I want to change the Parenting Orders. Can I do this?
The Rule in Rice v Asplund
As far as possible the court aims to make parenting orders final.
Given the unpredictability of life finality is not always possible. In many cases new orders are necessary and/or desirable. There are two ways this can be achieved.
- If both parents agree on the changes to be made they can formalise this by way of a Parenting Plan which will over-ride the existing Court Orders; or
- If the parties are not in agreement then, after mediation has been attempted, an application can be brought to the Court. The court will only entertain varying existing orders if the rule in Rice v Asplund (1979) FLC 90-725 is satisfied.
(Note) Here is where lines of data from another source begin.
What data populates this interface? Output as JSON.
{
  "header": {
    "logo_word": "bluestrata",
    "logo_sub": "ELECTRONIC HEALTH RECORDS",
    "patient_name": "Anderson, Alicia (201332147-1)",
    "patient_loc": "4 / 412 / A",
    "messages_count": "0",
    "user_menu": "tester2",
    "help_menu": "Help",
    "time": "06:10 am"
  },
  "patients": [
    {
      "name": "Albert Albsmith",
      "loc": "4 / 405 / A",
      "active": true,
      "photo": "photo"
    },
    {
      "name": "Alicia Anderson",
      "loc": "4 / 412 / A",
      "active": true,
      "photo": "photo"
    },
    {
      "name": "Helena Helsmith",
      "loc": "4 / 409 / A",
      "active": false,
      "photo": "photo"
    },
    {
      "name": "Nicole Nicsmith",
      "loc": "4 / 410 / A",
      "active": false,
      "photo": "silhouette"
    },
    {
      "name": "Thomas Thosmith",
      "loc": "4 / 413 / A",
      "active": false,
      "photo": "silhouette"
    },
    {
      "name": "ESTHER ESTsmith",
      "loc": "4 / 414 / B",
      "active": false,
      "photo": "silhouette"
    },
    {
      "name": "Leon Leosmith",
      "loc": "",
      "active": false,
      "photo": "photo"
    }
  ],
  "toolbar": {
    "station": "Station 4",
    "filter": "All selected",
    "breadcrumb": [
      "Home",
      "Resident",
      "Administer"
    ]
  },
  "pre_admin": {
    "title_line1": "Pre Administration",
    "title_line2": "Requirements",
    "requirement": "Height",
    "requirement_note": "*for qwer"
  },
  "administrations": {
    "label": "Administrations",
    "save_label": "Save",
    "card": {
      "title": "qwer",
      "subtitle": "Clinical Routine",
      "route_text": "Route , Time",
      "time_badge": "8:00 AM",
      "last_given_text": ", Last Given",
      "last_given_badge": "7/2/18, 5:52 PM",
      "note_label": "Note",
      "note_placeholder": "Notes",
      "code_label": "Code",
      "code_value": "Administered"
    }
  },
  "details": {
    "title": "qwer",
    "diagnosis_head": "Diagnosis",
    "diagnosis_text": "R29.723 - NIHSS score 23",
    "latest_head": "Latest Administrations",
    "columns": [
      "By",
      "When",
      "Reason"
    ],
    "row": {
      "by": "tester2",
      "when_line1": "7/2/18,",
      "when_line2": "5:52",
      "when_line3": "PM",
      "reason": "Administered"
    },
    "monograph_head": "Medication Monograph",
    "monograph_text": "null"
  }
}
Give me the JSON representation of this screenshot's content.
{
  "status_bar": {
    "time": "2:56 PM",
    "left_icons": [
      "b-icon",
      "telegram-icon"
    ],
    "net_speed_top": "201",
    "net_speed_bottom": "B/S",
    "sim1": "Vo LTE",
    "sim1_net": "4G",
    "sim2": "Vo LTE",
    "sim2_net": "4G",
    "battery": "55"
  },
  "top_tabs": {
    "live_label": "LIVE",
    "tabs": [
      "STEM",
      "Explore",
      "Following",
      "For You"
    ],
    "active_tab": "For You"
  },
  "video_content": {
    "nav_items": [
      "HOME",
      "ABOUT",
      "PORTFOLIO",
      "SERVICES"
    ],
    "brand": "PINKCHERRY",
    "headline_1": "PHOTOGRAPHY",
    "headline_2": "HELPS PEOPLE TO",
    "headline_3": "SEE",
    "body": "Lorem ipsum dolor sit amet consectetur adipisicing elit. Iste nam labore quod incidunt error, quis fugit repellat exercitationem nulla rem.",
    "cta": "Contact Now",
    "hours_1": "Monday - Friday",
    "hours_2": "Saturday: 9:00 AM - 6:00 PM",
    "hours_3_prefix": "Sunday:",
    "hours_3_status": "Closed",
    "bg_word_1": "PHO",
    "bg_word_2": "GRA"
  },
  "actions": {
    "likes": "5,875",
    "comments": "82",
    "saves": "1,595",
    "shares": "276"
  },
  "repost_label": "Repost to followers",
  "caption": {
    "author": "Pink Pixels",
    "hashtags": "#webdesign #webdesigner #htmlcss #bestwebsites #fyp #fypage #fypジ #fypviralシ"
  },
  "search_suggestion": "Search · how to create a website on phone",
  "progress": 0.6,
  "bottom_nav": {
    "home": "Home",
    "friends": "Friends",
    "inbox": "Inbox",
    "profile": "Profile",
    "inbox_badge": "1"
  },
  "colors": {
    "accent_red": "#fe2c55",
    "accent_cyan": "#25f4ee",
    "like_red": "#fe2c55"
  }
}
Simply put the rule in Rice v Asplund is that a court should not entertain an application to change a previous parenting order unless there has been a significant change in circumstances or there was some material factor not disclosed at the earlier hearing, which would justify “such a serious step”.
The test in Rice v Asplund is a ‘threshold test’ therefore if the court is not satisfied that the test has been passed the original orders will not be altered.
It should be noted that even if this ‘threshold test’ is overcome and the application to vary the orders is heard there is no guarantee that the orders will be changed. The matter will be dealt with in the same manner as it previously was and the best interests of the child will be paramount. It does not follow that the best interests of the child will not still be met by the existing orders even though there has been a significant change in circumstances since they were made.
An example of the successful application of the rule occurred in the case of Morton v Berry [2014] FamCAFC 208. On appeal it was found that the expressed wishes of a child (10 years old) in circumstances where that child had not expressed a wish in the earlier proceedings were significant and the case was remitted for rehearing.